Everest Consolidator Acquisition, a new SPAC targeting the RIA and wealth management industry, seeks to raise $150 million through its initial public offering filed with the regulators this week.

Adam Dooley, the founder and CEO of private equity firm Belay International and former head of wealth management at MetLife Europe, has launched a special purpose acquisition company to target independent financial advisory firms and wealthtech companies. Everest Consolidator Acquisition filed with the Securities and Exchange Commission this week for its initial public offering, with plans to raise up to $150 million. The company filed confidentially on May 25.

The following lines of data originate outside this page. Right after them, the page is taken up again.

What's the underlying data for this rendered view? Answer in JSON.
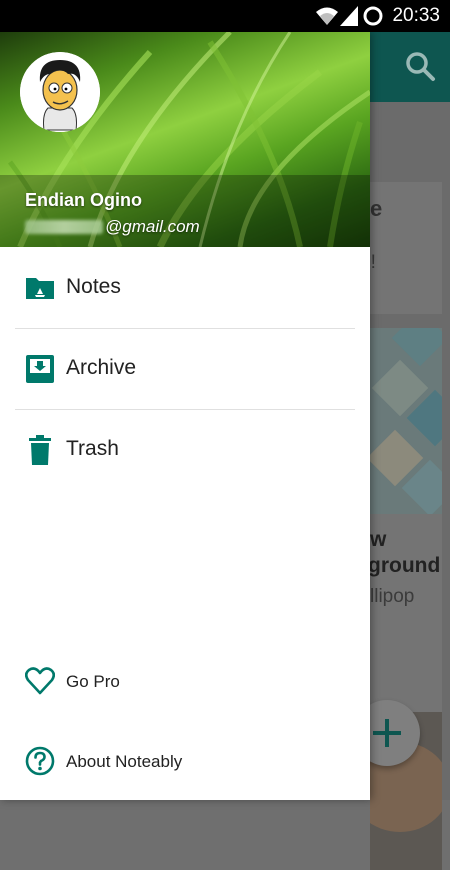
{
  "status_bar": {
    "time": "20:33",
    "icons": [
      "wifi-icon",
      "signal-icon",
      "sync-icon"
    ]
  },
  "drawer": {
    "user": {
      "name": "Endian Ogino",
      "email_visible": "@gmail.com"
    },
    "menu": [
      {
        "label": "Notes",
        "icon": "drive-folder-icon"
      },
      {
        "label": "Archive",
        "icon": "archive-icon"
      },
      {
        "label": "Trash",
        "icon": "trash-icon"
      }
    ],
    "footer": [
      {
        "label": "Go Pro",
        "icon": "heart-icon"
      },
      {
        "label": "About Noteably",
        "icon": "help-icon"
      }
    ]
  },
  "background_app": {
    "toolbar_icon": "search-icon",
    "cards": [
      {
        "title_fragment": "e",
        "body_fragment": "n!"
      },
      {
        "title_line1": "w",
        "title_line2": "ground",
        "body_fragment": "llipop"
      }
    ],
    "fab_icon": "add-icon"
  },
  "colors": {
    "accent": "#00796b",
    "toolbar": "#00796b",
    "status_bar": "#000000",
    "drawer_bg": "#ffffff"
  }
}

If the blank check company raises that much, it would be bigger than Kingswood Acquisition Corp., a SPAC sponsored by the major shareholders in British wealth management firm Kingswood Group and a sister company to Kingswood U.S., which raised $115 million in its IPO to acquire U.S.-based RIAs and wealth management firms.

Newport Beach, Calif.–based Everest Consolidator Acquisition has offered 15 million units at $10, with each unit consisting of one share of common stock and one-half of a warrant, exercisable at $11.50. The SPAC is valued at $188 million, at the proposed deal size. It plans to list on the New York Stock Exchange under the symbol MNTN.U. BofA Securities serves as the bookrunner on the deal.

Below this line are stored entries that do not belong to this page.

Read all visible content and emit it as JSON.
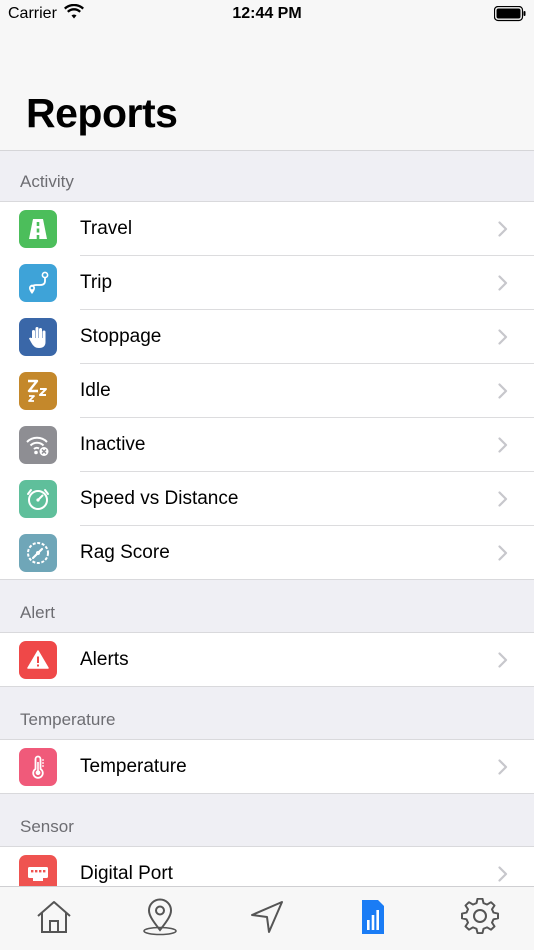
{
  "status_bar": {
    "carrier": "Carrier",
    "time": "12:44 PM"
  },
  "header": {
    "title": "Reports"
  },
  "sections": [
    {
      "title": "Activity",
      "items": [
        {
          "label": "Travel",
          "icon": "road-icon",
          "color": "#4cbe5b"
        },
        {
          "label": "Trip",
          "icon": "route-pin-icon",
          "color": "#3ea3d8"
        },
        {
          "label": "Stoppage",
          "icon": "hand-stop-icon",
          "color": "#3a67a8"
        },
        {
          "label": "Idle",
          "icon": "sleep-zzz-icon",
          "color": "#c4882b"
        },
        {
          "label": "Inactive",
          "icon": "no-signal-icon",
          "color": "#8e8e93"
        },
        {
          "label": "Speed vs Distance",
          "icon": "speed-distance-icon",
          "color": "#5fbf9b"
        },
        {
          "label": "Rag Score",
          "icon": "gauge-icon",
          "color": "#6fa6b8"
        }
      ]
    },
    {
      "title": "Alert",
      "items": [
        {
          "label": "Alerts",
          "icon": "warning-icon",
          "color": "#ef4848"
        }
      ]
    },
    {
      "title": "Temperature",
      "items": [
        {
          "label": "Temperature",
          "icon": "thermometer-icon",
          "color": "#f05a7a"
        }
      ]
    },
    {
      "title": "Sensor",
      "items": [
        {
          "label": "Digital Port",
          "icon": "port-icon",
          "color": "#ef5350"
        }
      ]
    }
  ],
  "tab_bar": {
    "tabs": [
      {
        "name": "home-icon",
        "active": false
      },
      {
        "name": "location-pin-icon",
        "active": false
      },
      {
        "name": "navigation-arrow-icon",
        "active": false
      },
      {
        "name": "reports-icon",
        "active": true
      },
      {
        "name": "settings-gear-icon",
        "active": false
      }
    ],
    "active_color": "#1a7cf5",
    "inactive_color": "#555555"
  }
}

Dooley declined to speak about the IPO, given they’re in a quiet period.

The SPAC functions as a source of capital to acquire wealth management and wealthtech firms. According to rules around SPACs, the firm must invest in companies with a combined value of at least 80% of its assets within a certain time frame.

“Historically, wealth management services were provided primarily through large wirehouses, banks and insurance company-owned businesses,” the IPO filing said. “Over the last decade, distribution, services and solutions have shifted away from the larger legacy firms to independent financial advisory firms, including independent financial advisory firms, RIAs, independent broker-dealers and hybrid firms.”

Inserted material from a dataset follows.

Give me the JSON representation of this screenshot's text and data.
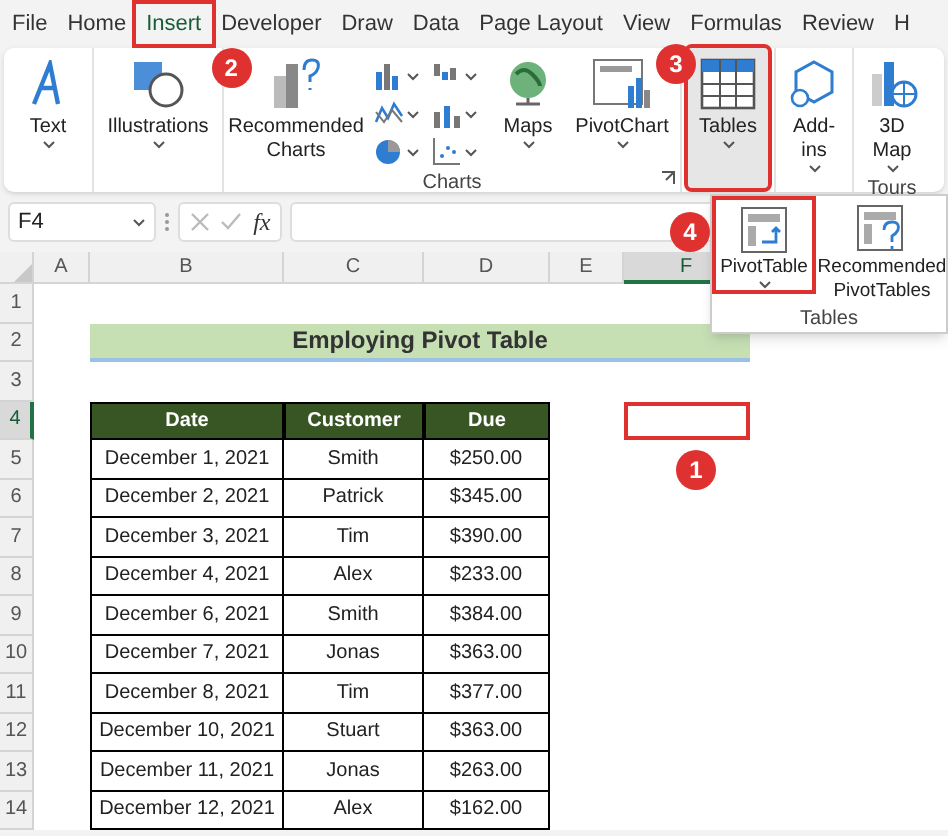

The SPAC could also pursue wealthtech companies, including both direct-to-consumer and business-to-business solutions, the filing said.

“Technology is increasingly playing a role in disrupting the traditional wealth management industry, whether in the form of easy-to-use digital interfaces for consumers and financial advisors or allowing for more efficient middle and back office operations for wealth management providers,” the filing states.

Dooley has assembled a board of directors from across the wealth management industry, including Jacqueline Shoback, chief operating officer of the SPAC and former CEO of the emerging businesses and client experience at Boston Private; Anil Arora, former CEO of Envestnet | Yodlee; Peter Scaturro, a former partner at Goldman Sachs’ Global Private Client business; Elizabeth Mora, former chief financial officer of Harvard University; W. Brian Maillian, chairman and CEO of WhiteStone Global Partners; and Rebecca Macieira-Kaufmann, founding member of RMK Group.

The SPAC will go after firms with strong management teams, those that can benefit from being a publicly traded company and use the investment to increase stockholder value, according to the filing.

There have been other SPACs focused on the wealth management industry, with Kingswood being one of them. Apex Clearing Corp., a custody and clearing firm, went public earlier this year through a merger with the blank-check company Northern Star Investment Corp. II. Tiedemann Advisors, an RIA with $20 billion in assets, intends to merge with British money manager Alvarium Investments and go public via the SPAC Cartesian Growth Corp., according to published reports. Last year, Mark Casady, former LPL CEO and co-founder of Vestigo Ventures, took Lefteris Acquisition Corp., his SPAC targeting fintech companies, public, raising $200 million.